Video Games Considered Not Really Harmful
I don’t know how many times I’ve had that discussion where the person on the other side of the debate thinks that all video games are about killing space aliens. OK. I do know how many. It’s a lot.
Most of those people – a few of Dylan’s teachers, for example, not to mention many of his friends’ parents – have no idea that games as rich as Age of Empires or Ultima Online or Rome:Total War exist. As a result, when they do let their kids near a video game, they are stuck with rubbish like Super Smash Brothers because their tastes never evolve to anything more sophisticated. It’s a self-fulfilling prophecy.

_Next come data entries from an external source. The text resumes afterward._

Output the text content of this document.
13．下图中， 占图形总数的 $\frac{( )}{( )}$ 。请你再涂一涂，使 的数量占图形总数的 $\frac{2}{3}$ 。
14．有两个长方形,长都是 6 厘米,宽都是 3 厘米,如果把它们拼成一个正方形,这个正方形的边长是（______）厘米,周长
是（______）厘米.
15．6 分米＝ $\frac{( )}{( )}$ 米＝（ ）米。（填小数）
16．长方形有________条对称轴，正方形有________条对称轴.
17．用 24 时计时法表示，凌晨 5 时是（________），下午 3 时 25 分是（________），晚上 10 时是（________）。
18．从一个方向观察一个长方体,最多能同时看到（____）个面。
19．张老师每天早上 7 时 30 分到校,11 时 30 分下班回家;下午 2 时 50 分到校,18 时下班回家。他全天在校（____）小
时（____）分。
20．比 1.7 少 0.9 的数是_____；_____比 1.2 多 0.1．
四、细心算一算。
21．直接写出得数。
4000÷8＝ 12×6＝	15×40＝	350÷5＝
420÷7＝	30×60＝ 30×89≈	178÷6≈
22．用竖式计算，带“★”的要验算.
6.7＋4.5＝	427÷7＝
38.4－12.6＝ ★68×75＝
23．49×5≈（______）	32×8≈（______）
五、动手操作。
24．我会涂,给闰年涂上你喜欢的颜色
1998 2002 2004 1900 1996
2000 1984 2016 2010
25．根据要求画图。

To be sure, massive and complex games have their own risks as we we discovered when we almost lost Dylan inside Runescape a couple of years ago. Expecting a ten year old to have the social skills to interact with hundreds of other players in an imaginary world or to have the economic skills run a trading business or to have the leadership skills to coordinate a team of adventurers battling a ferocious monster…well, we just expected too much of him. But one day he will have those skills. One day he will run a lead a raiding party in an imaginary world or start a successful business in a virtual economy or devise a strategy to defeat the toughest of dragons. One day – but not yet. He has to prepare for that day.
Many parents are down on video games because they think of them as mostly just mindless button pushing. The opposite is true. The real danger is that the best video games are too sophisticated for an impressionable young mind to handle. Certainly more sophisticated than any TV show their parents ever sat in front of.
So, it’s nice to finally, after thirty-something years, start reading positive articles about video games in the mainstream press. Sure, most of the articles are still about the dangers of seeing someone’s pixelated bottom in Grand Theft Auto but that’s why the rare few positive articles like this one in the Wall Street Journal are such a pleasant change.
One the best articles I have read in a while, though, is this one at Huffinton Post entitled Why Your Kids Should Play More Video Games. Imagine being the mother who tries to prevent her teenage son from learning Shakespeare so that he can get ahead in a baseball game:
Last week my son raced past me on the stairs just as I was coming up to tell him, as usual, to turn off the TV.
“I gotta find out what was Shakespeare’s most popular comedy,” he called out, by way of explanation.
“Is this for homework?”
“No. My player is writing his exams. If he fails he’ll be cut from the team.”
and then tries to forbid him from studying for that exam. If you are smart you will imagine yourself saying, like she did:
His eyes dart to the screen. “Can I just finish writing my exam?”
I check my watch. “Dinner’s going to be a little while. Why don’t you play some more?”